The new study’s results are more of a hint at a role for climate change in the UK’s 2013/4 winter floods than conclusive evidence. That’s because the shift towards heavier rainfall in today’s climate compares to a non-warming one is not statistically significant, the paper explains. This means that it doesn’t pass the strict statistical tests scientists carry out to eliminate the possibility that it happened by chance. Christidis tells Carbon Brief:
“The climate change signal may still be weak for winter precipitation in the UK, but here we provide some evidence that it begins to emerge and may already be manifest in 10-day rainfall events. This, I think, is an important result, even though it is not yet conclusive.”
While it may not be hard evidence, the result fits in with what scientists expect from a warming climate. A warmer atmosphere holds more moisture so when a storm hits, there is more water available to fall as rain. And when several hit in quick succession, the effects are amplified.
Attribution
With the UK’s weather patterns being notoriously complicated, disentangling how much of the unusually wet winter in 2013/4 was down to natural factors and how much was attributable to human influence is complicated, to say the least.
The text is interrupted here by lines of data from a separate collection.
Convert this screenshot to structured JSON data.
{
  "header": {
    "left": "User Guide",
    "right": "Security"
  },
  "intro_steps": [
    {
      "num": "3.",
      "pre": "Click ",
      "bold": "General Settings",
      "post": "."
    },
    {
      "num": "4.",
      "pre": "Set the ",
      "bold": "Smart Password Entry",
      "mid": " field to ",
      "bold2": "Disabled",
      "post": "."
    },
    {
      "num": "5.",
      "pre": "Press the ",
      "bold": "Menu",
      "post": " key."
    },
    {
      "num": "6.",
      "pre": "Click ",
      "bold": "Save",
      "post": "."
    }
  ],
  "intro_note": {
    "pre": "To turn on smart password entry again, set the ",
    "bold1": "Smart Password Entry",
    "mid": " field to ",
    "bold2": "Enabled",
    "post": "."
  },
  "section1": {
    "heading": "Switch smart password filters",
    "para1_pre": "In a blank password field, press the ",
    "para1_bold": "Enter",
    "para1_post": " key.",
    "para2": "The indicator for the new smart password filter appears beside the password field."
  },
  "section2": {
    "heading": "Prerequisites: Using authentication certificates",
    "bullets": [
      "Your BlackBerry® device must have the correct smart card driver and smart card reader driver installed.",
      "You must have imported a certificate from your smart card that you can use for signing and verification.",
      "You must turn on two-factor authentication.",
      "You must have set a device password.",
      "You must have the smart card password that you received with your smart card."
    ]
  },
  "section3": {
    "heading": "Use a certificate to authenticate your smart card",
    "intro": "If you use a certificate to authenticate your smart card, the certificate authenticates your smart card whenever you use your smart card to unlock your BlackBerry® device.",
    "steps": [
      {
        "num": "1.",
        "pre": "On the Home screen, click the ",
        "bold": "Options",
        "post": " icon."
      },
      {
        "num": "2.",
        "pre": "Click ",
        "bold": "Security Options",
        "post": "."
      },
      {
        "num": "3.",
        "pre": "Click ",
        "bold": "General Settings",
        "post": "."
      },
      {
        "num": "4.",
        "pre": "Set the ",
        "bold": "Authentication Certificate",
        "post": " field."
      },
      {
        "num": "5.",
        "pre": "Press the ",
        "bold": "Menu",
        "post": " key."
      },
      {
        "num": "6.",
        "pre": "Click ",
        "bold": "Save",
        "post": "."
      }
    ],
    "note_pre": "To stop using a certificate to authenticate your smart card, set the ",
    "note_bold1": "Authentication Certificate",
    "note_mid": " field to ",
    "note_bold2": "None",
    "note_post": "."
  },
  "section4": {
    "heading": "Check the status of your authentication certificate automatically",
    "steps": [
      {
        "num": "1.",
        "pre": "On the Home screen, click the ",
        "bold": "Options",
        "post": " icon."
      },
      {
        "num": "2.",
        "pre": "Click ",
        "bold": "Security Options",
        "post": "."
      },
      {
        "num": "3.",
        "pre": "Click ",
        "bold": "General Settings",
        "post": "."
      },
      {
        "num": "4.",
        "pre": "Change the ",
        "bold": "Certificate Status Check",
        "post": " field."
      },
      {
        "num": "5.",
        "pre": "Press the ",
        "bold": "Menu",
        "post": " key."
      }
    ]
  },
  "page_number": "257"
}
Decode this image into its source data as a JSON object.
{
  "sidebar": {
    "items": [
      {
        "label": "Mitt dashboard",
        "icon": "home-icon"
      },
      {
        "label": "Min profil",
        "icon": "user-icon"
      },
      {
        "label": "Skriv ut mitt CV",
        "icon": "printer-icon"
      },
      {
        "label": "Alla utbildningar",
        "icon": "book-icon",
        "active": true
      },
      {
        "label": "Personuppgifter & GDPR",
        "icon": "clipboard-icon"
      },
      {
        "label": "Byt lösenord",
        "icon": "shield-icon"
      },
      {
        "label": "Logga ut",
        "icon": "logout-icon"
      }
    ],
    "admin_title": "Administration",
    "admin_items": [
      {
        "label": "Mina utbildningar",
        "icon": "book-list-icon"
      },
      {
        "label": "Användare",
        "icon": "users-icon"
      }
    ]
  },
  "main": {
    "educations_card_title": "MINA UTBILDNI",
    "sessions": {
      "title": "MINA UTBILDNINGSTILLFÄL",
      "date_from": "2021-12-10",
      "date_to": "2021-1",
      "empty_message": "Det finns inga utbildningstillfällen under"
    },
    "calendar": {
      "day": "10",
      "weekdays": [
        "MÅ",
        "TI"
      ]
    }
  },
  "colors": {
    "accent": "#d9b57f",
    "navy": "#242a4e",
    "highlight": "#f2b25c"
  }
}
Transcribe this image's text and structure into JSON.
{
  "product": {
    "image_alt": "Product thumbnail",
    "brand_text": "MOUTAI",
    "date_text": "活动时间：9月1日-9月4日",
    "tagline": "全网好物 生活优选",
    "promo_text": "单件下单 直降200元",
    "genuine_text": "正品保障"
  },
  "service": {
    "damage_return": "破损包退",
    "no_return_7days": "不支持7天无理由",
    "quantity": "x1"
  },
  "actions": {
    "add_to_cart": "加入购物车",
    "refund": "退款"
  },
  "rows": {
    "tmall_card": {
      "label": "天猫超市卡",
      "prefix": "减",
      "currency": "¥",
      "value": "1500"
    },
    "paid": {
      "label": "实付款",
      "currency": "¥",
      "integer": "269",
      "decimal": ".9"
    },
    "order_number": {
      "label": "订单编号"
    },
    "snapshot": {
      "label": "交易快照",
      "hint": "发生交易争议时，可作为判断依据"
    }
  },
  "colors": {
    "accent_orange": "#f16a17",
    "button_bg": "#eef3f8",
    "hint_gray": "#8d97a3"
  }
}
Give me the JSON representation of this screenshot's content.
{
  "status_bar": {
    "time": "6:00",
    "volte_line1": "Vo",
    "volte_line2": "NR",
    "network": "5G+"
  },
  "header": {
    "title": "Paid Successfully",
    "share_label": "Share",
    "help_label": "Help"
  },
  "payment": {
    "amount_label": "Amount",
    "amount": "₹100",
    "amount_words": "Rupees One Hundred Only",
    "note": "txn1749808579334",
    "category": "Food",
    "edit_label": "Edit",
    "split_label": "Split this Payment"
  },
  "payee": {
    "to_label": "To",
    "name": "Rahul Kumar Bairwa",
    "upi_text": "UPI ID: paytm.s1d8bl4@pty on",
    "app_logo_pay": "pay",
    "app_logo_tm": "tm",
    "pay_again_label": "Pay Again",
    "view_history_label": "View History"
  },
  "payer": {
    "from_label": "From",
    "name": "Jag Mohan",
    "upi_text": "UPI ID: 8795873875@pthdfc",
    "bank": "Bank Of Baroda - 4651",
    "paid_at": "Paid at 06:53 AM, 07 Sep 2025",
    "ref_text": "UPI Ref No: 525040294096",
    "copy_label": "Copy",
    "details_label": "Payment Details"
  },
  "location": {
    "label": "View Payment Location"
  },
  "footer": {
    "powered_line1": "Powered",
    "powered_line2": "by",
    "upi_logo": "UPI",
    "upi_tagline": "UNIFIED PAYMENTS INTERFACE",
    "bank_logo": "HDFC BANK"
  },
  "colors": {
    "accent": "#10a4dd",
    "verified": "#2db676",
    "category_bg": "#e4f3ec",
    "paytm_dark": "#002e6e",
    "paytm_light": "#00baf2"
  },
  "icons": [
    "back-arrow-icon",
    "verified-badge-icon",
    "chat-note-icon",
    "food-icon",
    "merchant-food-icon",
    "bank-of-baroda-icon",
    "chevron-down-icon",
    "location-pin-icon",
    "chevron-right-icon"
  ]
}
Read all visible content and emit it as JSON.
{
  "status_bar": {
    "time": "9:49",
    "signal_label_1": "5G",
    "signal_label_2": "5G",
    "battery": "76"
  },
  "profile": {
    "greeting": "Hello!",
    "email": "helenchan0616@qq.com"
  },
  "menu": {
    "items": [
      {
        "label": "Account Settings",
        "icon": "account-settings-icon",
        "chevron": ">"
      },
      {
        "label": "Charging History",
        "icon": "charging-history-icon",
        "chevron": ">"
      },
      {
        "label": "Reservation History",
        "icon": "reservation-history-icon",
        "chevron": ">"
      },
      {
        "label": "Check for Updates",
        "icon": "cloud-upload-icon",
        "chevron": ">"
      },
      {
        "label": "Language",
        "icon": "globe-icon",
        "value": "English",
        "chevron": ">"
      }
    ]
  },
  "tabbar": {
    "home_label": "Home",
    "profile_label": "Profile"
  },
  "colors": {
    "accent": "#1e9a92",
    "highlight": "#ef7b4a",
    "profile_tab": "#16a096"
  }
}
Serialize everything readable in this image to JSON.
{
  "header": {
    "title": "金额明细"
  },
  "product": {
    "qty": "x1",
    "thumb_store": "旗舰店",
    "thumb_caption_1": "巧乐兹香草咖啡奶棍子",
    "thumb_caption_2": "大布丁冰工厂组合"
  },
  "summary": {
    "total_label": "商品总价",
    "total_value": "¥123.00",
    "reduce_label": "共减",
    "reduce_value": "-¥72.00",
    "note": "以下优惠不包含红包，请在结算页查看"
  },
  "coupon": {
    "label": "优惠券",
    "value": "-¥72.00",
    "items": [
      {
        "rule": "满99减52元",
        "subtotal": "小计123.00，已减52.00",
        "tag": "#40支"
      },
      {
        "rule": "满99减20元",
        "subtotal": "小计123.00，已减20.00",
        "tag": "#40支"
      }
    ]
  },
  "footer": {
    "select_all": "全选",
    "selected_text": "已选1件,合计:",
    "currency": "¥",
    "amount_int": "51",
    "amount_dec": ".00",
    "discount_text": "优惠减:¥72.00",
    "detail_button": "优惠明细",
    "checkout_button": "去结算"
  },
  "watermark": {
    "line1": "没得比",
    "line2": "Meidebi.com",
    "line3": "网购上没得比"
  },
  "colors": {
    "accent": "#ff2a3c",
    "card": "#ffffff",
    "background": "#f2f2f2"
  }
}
So, was Met Office chief scientist, Dame Julia Slingo, right to tell the media in the wake of the flooding that “all the available evidence suggests there is a link to climate change?”
Yes, Christidis tells Carbon Brief:
We do expect to see a move towards more warm wet winters in the UK under the effect of climate change. Julia’s assessment of the available observational evidence is consistent with this expectation. Our work provides additional evidence based on a new evidence from state of the art climate models.
Evidence is stacking up that climate change played a role in bringing more rain than we would have seen otherwise in the winter of 2013/4. This, in turn, contributed to the flooding we saw, but was by no means the only factor. What scientists aren’t doing is linking the existence of the storms themselves to climate change. While this might all seem like a frustratingly nuanced conclusion, the distinction between what drives heavy rainfall, storminess and flooding is important when it comes to understanding climate change. They are linked, but not the same.